When the Guardian posted a piece on the topic in 2012, a user pointed out that although using the singular of ‘data’ was bad Latin, we’re not speaking Latin any more.
Guardian style guide guru David Marsh cites the example of the word ‘agenda’, a Latin plural now used almost universally as a singular. He described using its singular form ‘agendum’ as “hypercorrect, old-fashioned and pompous.”
The beauty of the English language is that it constantly and consistently evolves and publishers are faced with a choice over whether or not to maintain the status quo (not the band) or change to a word which has become more commonly used.
Our Style Council opted to continue referring to data as plural, the main rationale being that people were less likely to be offended.
It’s a valid point; which could be considered the lesser of two evils.
In the Style Council’s next meeting in the New Year, we hope to address that hotly-contested point concerning whether numbers under 10 should be written out in full. I anticipate much debate.
7 comments on “‘Data is’ versus ‘data are’”
Write numbers as numbers, not words (except 1/one, which does need to be handled with care) Don’t go backwards after going forward!
No reference to a front page article in the RSS newsletter several years before which concluded it was correct to use ‘data is’. It was a good analysis of why the word had changed meaning and why the singular form is now correct.
At that time my part of ONS agreed and our editorial board, which had reviewed the then current ONS Style guide in detail, proposed the ONS changed to the singular form.

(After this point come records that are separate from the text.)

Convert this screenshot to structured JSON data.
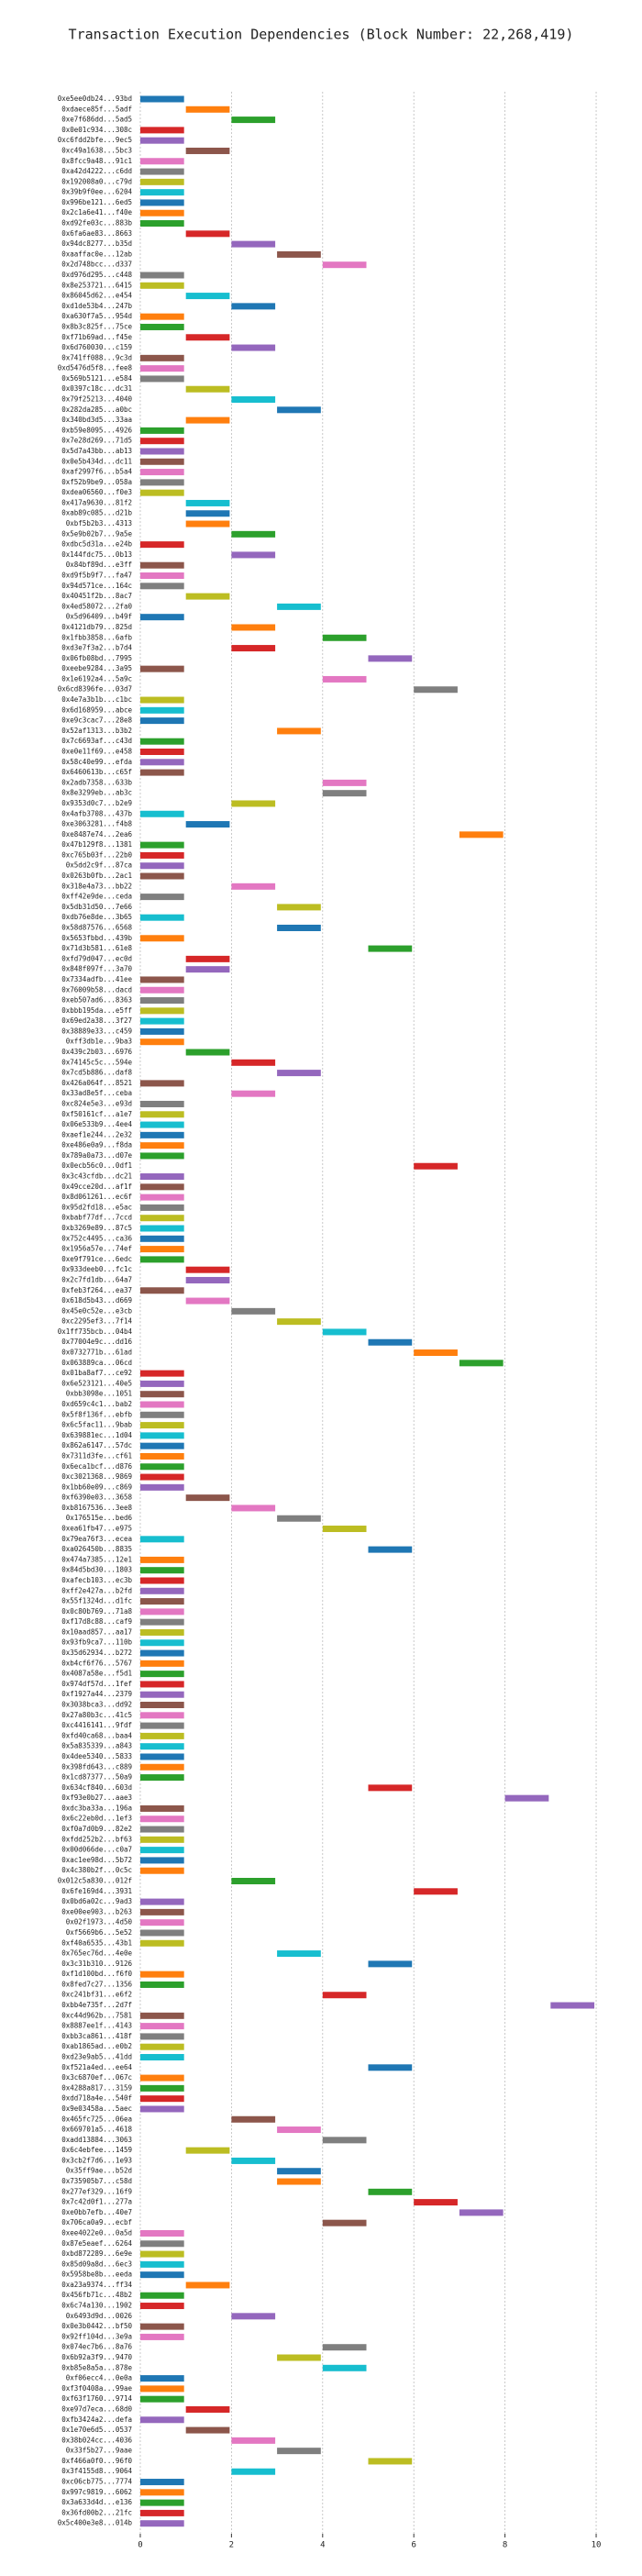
{
  "chart_data": {
    "type": "barh",
    "title": "Transaction Execution Dependencies (Block Number: 22,268,419)",
    "colors": [
      "#1f77b4",
      "#ff7f0e",
      "#2ca02c",
      "#d62728",
      "#9467bd",
      "#8c564b",
      "#e377c2",
      "#7f7f7f",
      "#bcbd22",
      "#17becf"
    ],
    "xlim": [
      -0.1,
      10.1
    ],
    "xticks": [
      0,
      2,
      4,
      6,
      8,
      10
    ],
    "grid": true,
    "categories": [
      "0xe5ee0db24...93bd",
      "0xdaece85f...5adf",
      "0xe7f686dd...5ad5",
      "0x0e01c934...308c",
      "0xc6fdd2bfe...9ec5",
      "0xc49a1638...5bc3",
      "0x8fcc9a48...91c1",
      "0xa42d4222...c6dd",
      "0x192008a0...c79d",
      "0x39b9f0ee...6204",
      "0x996be121...6ed5",
      "0x2c1a6e41...f40e",
      "0xd92fe03c...883b",
      "0x6fa6ae83...8663",
      "0x94dc8277...b35d",
      "0xaaffac0e...12ab",
      "0x2d748bcc...d337",
      "0xd976d295...c448",
      "0x8e253721...6415",
      "0x86045d62...e454",
      "0xd1de53b4...247b",
      "0xa630f7a5...954d",
      "0x8b3c825f...75ce",
      "0xf71b69ad...f45e",
      "0x6d760030...c159",
      "0x741ff088...9c3d",
      "0xd5476d5f8...fee8",
      "0x569b5121...e584",
      "0x0397c18c...dc31",
      "0x79f25213...4040",
      "0x282da285...a0bc",
      "0x340bd3d5...33aa",
      "0xb59e8095...4926",
      "0x7e28d269...71d5",
      "0x5d7a43bb...ab13",
      "0x0e5b434d...dc11",
      "0xaf2997f6...b5a4",
      "0xf52b9be9...058a",
      "0xdea06560...f0e3",
      "0x417a9630...81f2",
      "0xab89c085...d21b",
      "0xbf5b2b3...4313",
      "0x5e9b02b7...9a5e",
      "0xdbc5d31a...e24b",
      "0x144fdc75...0b13",
      "0x84bf89d...e3ff",
      "0xd9f5b9f7...fa47",
      "0x94d571ce...164c",
      "0x40451f2b...8ac7",
      "0x4ed58072...2fa0",
      "0x5d96409...b49f",
      "0x4121db79...825d",
      "0x1fbb3858...6afb",
      "0xd3e7f3a2...b7d4",
      "0x06fb08bd...7995",
      "0xeebe9284...3a95",
      "0x1e6192a4...5a9c",
      "0x6cd8396fe...03d7",
      "0x4e7a3b1b...c1bc",
      "0x6d168959...abce",
      "0xe9c3cac7...28e8",
      "0x52af1313...b3b2",
      "0x7c6693af...c43d",
      "0xe0e11f69...e458",
      "0x58c40e99...efda",
      "0x6460613b...c65f",
      "0x2adb7358...633b",
      "0x8e3299eb...ab3c",
      "0x9353d0c7...b2e9",
      "0x4afb3708...437b",
      "0xe3063281...f4b8",
      "0xe8487e74...2ea6",
      "0x47b129f8...1381",
      "0xc765b03f...22b0",
      "0x5dd2c9f...87ca",
      "0x0263b0fb...2ac1",
      "0x318e4a73...bb22",
      "0xff42e9de...ceda",
      "0x5db31d50...7e66",
      "0xdb76e8de...3b65",
      "0x58d87576...6568",
      "0x5653fbbd...439b",
      "0x71d3b581...61e8",
      "0xfd79d047...ec0d",
      "0x848f097f...3a70",
      "0x7334adfb...41ee",
      "0x76009b58...dacd",
      "0xeb507ad6...8363",
      "0xbbb195da...e5ff",
      "0x69ed2a38...3f27",
      "0x38889e33...c459",
      "0xff3db1e...9ba3",
      "0x439c2b03...6976",
      "0x74145c5c...594e",
      "0x7cd5b886...daf8",
      "0x426a064f...8521",
      "0x33ad8e5f...ceba",
      "0xc824e5e3...e93d",
      "0xf50161cf...a1e7",
      "0x06e533b9...4ee4",
      "0xaef1e244...2e32",
      "0xe486e0a9...f8da",
      "0x789a0a73...d07e",
      "0x0ecb56c0...0df1",
      "0x3c43cfdb...dc21",
      "0x49cce20d...af1f",
      "0x8d061261...ec6f",
      "0x95d2fd18...e5ac",
      "0xbabf77df...7ccd",
      "0xb3269e89...87c5",
      "0x752c4495...ca36",
      "0x1956a57e...74ef",
      "0xe9f791ce...6edc",
      "0x933deeb0...fc1c",
      "0x2c7fd1db...64a7",
      "0xfeb3f264...ea37",
      "0x618d5b43...d669",
      "0x45e0c52e...e3cb",
      "0xc2295ef3...7f14",
      "0x1ff735bcb...04b4",
      "0x77004e9c...dd16",
      "0x0732771b...61ad",
      "0x063889ca...06cd",
      "0x01ba8af7...ce92",
      "0x6e523121...40e5",
      "0xbb3098e...1051",
      "0xd659c4c1...bab2",
      "0x5f8f136f...ebfb",
      "0x6c5fac11...9bab",
      "0x639881ec...1d04",
      "0x862a6147...57dc",
      "0x7311d3fe...cf61",
      "0x6eca1bcf...d876",
      "0xc3021368...9869",
      "0x1bb60e09...c869",
      "0xf6390e03...3658",
      "0xb8167536...3ee8",
      "0x176515e...bed6",
      "0xea61fb47...e975",
      "0x79ea76f3...ecea",
      "0xa026450b...8835",
      "0x474a7385...12e1",
      "0x84d5bd30...1803",
      "0xafecb103...ec3b",
      "0xff2e427a...b2fd",
      "0x55f1324d...d1fc",
      "0x0c80b769...71a8",
      "0xf17d8c88...caf9",
      "0x10aad857...aa17",
      "0x93fb9ca7...110b",
      "0x35d62934...b272",
      "0xb4cf6f76...5767",
      "0x4087a58e...f5d1",
      "0x974df57d...1fef",
      "0xf1927a44...2379",
      "0x3038bca3...dd92",
      "0x27a80b3c...41c5",
      "0xc4416141...9fdf",
      "0xfd40ca68...baa4",
      "0x5a835339...a843",
      "0x4dee5340...5833",
      "0x398fd643...c889",
      "0x1cd87377...50a9",
      "0x634cf840...603d",
      "0xf93e0b27...aae3",
      "0xdc3ba33a...196a",
      "0x6c22eb0d...1ef3",
      "0xf0a7d0b9...82e2",
      "0xfdd252b2...bf63",
      "0x00d066de...c0a7",
      "0xac1ee98d...5b72",
      "0x4c380b2f...0c5c",
      "0x012c5a830...012f",
      "0x6fe169d4...3931",
      "0x0bd6a02c...9ad3",
      "0xe00ee903...b263",
      "0x02f1973...4d50",
      "0xf5669b6...5e52",
      "0xf40a6535...43b1",
      "0x765ec76d...4e0e",
      "0x3c31b310...9126",
      "0xf1d100bd...f6f0",
      "0x8fed7c27...1356",
      "0xc241bf31...e6f2",
      "0xbb4e735f...2d7f",
      "0xc44d962b...7581",
      "0x8887ee1f...4143",
      "0xbb3ca861...418f",
      "0xab1865ad...e0b2",
      "0xd23e9ab5...41dd",
      "0xf521a4ed...ee64",
      "0x3c6870ef...067c",
      "0x4288a817...3159",
      "0xdd718a4e...540f",
      "0x9e03458a...5aec",
      "0x465fc725...06ea",
      "0x669701a5...4618",
      "0xadd13884...3063",
      "0x6c4ebfee...1459",
      "0x3cb2f7d6...1e93",
      "0x35ff9ae...b52d",
      "0x735905b7...c58d",
      "0x277ef329...16f9",
      "0x7c42d0f1...277a",
      "0xe0bb7efb...40e7",
      "0x706ca0a9...ecbf",
      "0xee4022e0...0a5d",
      "0x87e5eaef...6264",
      "0xbd872289...6e9e",
      "0x85d09a8d...6ec3",
      "0x5958be8b...eeda",
      "0xa23a9374...ff34",
      "0x456fb71c...48b2",
      "0x6c74a130...1902",
      "0x6493d9d...0026",
      "0x0e3b0442...bf50",
      "0x92ff104d...3e9a",
      "0x074ec7b6...8a76",
      "0x6b92a3f9...9470",
      "0xb85e8a5a...878e",
      "0xf06ecc4...0e0a",
      "0xf3f0408a...99ae",
      "0xf63f1760...9714",
      "0xe97d7eca...68d0",
      "0xfb3424a2...defa",
      "0x1e70e6d5...0537",
      "0x38b024cc...4036",
      "0x33f5b27...9aae",
      "0xf466a0f0...96f0",
      "0x3f4155d8...9064",
      "0xc06cb775...7774",
      "0x997c9819...6062",
      "0x3a633d4d...e136",
      "0x36fd00b2...21fc",
      "0x5c400e3e8...014b"
    ],
    "values": [
      0,
      1,
      2,
      0,
      0,
      1,
      0,
      0,
      0,
      0,
      0,
      0,
      0,
      1,
      2,
      3,
      4,
      0,
      0,
      1,
      2,
      0,
      0,
      1,
      2,
      0,
      0,
      0,
      1,
      2,
      3,
      1,
      0,
      0,
      0,
      0,
      0,
      0,
      0,
      1,
      1,
      1,
      2,
      0,
      2,
      0,
      0,
      0,
      1,
      3,
      0,
      2,
      4,
      2,
      5,
      0,
      4,
      6,
      0,
      0,
      0,
      3,
      0,
      0,
      0,
      0,
      4,
      4,
      2,
      0,
      1,
      7,
      0,
      0,
      0,
      0,
      2,
      0,
      3,
      0,
      3,
      0,
      5,
      1,
      1,
      0,
      0,
      0,
      0,
      0,
      0,
      0,
      1,
      2,
      3,
      0,
      2,
      0,
      0,
      0,
      0,
      0,
      0,
      6,
      0,
      0,
      0,
      0,
      0,
      0,
      0,
      0,
      0,
      1,
      1,
      0,
      1,
      2,
      3,
      4,
      5,
      6,
      7,
      0,
      0,
      0,
      0,
      0,
      0,
      0,
      0,
      0,
      0,
      0,
      0,
      1,
      2,
      3,
      4,
      0,
      5,
      0,
      0,
      0,
      0,
      0,
      0,
      0,
      0,
      0,
      0,
      0,
      0,
      0,
      0,
      0,
      0,
      0,
      0,
      0,
      0,
      0,
      0,
      5,
      8,
      0,
      0,
      0,
      0,
      0,
      0,
      0,
      2,
      6,
      0,
      0,
      0,
      0,
      0,
      3,
      5,
      0,
      0,
      4,
      9,
      0,
      0,
      0,
      0,
      0,
      5,
      0,
      0,
      0,
      0,
      2,
      3,
      4,
      1,
      2,
      3,
      3,
      5,
      6,
      7,
      4,
      0,
      0,
      0,
      0,
      0,
      1,
      0,
      0,
      2,
      0,
      0,
      4,
      3,
      4,
      0,
      0,
      0,
      1,
      0,
      1,
      2,
      3,
      5,
      2,
      0,
      0,
      0,
      0,
      0
    ]
  }
}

History … when forgotten leads to strange effects.
I almost certainly agree, Ian – from Tunbrige Well
Would you say:
a) “We are still waiting for one more datum to come in, then the data set will be complete.” or
b) “We are still waiting for one more piece of data to come in, then the data set will be complete.” (or data item, or similar)
If a), and you genuinely use “datum” in the singular, then it’s fine to use “data” as plural.
If b) then you should be consistent about using “data” as a singular mass noun.
The rule for “fewer vs less” is quite simple, use fewer if it’s countable, e.g. Fewer dogs means less barking.
For me, the most important part of communicating with your readership is that you use language which is relevant and meaningful.
Data is the plural of datum in Latin. If I happen to have a meeting with the Emperor of Rome I’ll remember that. But otherwise I’m not speaking Latin and a language has no obligation to follow the grammatical rules of languages that it borrows words from. For example we rarely use the Latin rules for pluralisation even when using words derived from Latin.
Treating data as a plural because of the grammar of a language not spoken here in 1500 years is stuffy and old fashioned. Is that the image the ONS wants to present?